The Ukrainian leader said he was ready to release Russian prisoners of war, stop long-range drone and missile strikes aimed at Russian targets, and declare a truce at sea immediately — moves that he said would help establish a pathway to peace.
Only, however, “if Russia will do the same,” he added.

Zelenskyy’s proposal seemed clearly designed to shift the burden for ending the war onto Russia, which launched its invasion three years ago. The White House has claimed that the Ukrainian leader is the main obstacle to peace.

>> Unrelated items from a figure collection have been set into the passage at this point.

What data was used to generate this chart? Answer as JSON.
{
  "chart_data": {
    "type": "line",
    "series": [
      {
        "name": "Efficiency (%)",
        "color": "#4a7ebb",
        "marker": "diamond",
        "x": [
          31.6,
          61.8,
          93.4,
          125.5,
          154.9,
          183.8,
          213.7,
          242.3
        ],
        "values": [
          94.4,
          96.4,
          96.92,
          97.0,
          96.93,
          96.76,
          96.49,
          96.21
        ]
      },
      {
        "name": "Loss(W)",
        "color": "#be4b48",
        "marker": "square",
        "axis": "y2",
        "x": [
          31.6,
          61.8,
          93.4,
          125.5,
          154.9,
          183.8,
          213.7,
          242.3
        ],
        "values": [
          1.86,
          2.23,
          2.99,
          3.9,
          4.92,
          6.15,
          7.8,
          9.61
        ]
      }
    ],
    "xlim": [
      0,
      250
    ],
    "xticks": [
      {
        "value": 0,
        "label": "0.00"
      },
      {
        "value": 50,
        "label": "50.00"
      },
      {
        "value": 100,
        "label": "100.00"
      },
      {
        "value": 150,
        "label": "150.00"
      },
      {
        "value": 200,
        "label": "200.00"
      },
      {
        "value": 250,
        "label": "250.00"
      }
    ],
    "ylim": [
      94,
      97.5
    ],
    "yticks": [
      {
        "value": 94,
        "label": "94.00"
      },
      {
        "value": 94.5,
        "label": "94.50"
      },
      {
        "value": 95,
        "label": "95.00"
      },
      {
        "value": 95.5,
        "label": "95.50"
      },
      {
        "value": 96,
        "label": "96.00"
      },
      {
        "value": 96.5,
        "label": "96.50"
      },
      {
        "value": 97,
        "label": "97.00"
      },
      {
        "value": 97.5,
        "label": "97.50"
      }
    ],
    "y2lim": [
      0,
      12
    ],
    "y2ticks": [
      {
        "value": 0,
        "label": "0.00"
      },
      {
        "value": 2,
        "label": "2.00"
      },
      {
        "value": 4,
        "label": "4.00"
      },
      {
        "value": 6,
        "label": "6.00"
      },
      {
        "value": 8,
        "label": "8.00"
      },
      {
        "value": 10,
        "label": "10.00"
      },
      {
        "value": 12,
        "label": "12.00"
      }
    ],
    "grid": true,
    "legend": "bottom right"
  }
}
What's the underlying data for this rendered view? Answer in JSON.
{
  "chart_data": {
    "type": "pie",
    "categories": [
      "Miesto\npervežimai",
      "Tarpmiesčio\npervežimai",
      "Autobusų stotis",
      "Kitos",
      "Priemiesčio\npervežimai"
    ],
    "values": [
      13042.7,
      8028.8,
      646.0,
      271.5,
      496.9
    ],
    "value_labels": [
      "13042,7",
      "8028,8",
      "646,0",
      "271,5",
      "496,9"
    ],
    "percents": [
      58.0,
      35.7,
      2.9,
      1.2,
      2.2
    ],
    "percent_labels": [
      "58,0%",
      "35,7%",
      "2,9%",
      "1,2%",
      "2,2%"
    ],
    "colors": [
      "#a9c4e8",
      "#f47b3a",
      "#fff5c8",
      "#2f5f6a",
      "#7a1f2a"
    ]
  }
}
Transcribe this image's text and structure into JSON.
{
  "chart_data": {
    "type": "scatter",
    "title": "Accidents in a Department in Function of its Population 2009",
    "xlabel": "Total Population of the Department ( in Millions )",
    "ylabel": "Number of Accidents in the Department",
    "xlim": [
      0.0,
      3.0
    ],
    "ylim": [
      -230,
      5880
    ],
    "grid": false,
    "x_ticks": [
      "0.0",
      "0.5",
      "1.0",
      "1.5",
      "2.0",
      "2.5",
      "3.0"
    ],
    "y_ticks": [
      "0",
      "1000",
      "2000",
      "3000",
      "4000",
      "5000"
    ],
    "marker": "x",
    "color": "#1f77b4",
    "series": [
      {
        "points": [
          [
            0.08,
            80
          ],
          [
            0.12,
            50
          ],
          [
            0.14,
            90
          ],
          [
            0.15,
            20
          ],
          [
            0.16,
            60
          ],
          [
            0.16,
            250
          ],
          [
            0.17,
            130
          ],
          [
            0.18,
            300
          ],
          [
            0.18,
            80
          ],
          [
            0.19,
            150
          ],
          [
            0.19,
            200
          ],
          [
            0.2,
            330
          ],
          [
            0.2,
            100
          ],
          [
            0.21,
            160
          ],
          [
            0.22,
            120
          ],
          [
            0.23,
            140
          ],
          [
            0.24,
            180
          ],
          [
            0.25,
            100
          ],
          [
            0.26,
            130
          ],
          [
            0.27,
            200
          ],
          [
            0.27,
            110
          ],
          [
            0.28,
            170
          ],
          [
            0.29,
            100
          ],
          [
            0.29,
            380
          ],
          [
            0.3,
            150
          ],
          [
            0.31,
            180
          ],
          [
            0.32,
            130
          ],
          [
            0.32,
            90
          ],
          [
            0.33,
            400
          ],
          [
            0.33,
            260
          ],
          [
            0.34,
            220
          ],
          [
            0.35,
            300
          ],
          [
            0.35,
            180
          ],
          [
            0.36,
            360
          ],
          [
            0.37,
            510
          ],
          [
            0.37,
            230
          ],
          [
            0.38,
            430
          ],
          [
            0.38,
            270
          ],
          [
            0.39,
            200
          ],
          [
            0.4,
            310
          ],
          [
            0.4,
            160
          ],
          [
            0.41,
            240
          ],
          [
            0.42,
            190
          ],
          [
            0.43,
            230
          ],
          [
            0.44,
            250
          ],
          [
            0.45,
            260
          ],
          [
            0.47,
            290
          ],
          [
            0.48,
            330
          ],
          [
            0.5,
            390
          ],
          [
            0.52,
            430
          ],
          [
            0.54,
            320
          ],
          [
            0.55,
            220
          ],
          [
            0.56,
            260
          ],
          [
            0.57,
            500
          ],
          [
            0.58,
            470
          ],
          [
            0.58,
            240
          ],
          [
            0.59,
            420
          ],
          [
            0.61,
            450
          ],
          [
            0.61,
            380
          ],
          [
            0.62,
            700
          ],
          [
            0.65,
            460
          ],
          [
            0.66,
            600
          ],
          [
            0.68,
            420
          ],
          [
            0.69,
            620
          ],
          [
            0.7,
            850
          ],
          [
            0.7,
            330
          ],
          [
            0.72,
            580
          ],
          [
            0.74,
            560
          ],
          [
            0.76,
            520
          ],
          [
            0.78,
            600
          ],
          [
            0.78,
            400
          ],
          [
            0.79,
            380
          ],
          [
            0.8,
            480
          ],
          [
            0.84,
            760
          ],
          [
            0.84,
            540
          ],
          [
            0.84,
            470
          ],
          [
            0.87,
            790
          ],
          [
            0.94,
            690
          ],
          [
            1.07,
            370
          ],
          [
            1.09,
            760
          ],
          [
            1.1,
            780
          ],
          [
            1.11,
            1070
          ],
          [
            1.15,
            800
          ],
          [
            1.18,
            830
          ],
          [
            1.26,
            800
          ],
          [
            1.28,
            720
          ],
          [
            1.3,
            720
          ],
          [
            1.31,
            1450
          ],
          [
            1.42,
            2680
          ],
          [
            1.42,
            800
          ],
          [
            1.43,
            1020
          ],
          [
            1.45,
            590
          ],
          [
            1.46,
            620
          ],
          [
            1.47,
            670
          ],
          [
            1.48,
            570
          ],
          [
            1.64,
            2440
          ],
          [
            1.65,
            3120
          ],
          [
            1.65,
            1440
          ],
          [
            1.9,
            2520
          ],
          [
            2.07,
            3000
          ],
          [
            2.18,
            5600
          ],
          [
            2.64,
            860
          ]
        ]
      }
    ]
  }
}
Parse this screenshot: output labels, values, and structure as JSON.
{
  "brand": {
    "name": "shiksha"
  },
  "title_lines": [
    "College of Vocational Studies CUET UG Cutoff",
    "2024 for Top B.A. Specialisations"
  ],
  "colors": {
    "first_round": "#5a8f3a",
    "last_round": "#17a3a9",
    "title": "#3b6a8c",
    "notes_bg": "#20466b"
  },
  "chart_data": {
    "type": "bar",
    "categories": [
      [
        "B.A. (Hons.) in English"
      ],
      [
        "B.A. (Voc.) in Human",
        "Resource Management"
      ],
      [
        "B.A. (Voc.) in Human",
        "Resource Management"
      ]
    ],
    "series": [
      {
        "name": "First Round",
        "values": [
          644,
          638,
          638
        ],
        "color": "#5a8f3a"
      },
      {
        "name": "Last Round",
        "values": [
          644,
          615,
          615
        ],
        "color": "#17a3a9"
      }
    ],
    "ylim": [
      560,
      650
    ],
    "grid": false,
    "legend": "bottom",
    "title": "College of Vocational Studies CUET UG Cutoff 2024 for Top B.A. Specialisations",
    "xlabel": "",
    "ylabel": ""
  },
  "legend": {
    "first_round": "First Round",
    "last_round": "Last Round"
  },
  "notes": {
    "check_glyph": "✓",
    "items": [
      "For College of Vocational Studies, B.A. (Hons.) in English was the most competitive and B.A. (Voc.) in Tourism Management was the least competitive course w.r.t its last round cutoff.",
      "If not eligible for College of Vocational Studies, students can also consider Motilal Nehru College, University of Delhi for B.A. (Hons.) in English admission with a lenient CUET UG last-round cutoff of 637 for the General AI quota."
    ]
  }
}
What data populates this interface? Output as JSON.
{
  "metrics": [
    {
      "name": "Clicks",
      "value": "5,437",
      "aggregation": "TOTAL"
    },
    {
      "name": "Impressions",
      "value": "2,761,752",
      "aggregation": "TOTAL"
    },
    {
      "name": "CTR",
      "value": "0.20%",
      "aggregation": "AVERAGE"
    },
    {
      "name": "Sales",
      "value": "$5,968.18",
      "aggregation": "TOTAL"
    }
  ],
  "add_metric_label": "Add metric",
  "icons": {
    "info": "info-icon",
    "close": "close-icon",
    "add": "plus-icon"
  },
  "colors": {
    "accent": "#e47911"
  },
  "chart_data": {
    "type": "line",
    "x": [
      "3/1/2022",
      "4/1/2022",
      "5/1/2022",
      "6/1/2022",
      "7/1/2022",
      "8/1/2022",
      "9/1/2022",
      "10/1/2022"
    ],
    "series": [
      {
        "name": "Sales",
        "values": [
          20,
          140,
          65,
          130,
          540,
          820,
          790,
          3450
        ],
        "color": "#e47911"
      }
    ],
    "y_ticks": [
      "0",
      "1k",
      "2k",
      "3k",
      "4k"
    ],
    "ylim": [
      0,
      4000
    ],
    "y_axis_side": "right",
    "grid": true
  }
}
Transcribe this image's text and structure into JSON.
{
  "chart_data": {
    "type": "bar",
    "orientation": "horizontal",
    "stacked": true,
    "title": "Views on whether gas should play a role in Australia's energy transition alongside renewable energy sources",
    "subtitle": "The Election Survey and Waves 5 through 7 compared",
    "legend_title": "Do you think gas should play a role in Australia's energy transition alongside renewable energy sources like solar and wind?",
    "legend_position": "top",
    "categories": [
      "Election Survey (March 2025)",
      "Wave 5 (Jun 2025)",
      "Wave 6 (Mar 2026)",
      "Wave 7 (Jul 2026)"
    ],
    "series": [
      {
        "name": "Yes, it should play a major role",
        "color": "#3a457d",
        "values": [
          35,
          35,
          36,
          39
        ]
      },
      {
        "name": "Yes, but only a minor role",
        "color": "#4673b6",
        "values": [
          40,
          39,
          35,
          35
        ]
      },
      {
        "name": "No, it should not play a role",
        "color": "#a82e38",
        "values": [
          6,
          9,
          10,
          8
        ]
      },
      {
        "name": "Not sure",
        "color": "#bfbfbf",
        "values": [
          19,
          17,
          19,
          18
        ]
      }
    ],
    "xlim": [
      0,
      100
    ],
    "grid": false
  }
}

In his post, Zelenskyy offered effusive praise for US support, noting specifically “the moment when things changed when President Trump provided Ukraine with Javelins.”
“We are grateful for this,” he wrote. “Ukraine is ready to come to the negotiating table as soon as possible to bring lasting peace closer,” he added. “My team and I stand ready to work under President Trump’s strong leadership to get a peace that lasts.”
There was no immediate reaction from the Kremlin to Zelenskyy’s proposal.
In recent weeks, however, President Vladimir Putin of Russia has offered no hint of being willing to de-escalate the war before winning major concessions from the West and Ukraine — like ruling out Ukrainian Nato membership, reducing the alliance’s footprint in Europe, limiting the size of Ukraine’s military, and giving Russia influence over Ukraine’s domestic politics.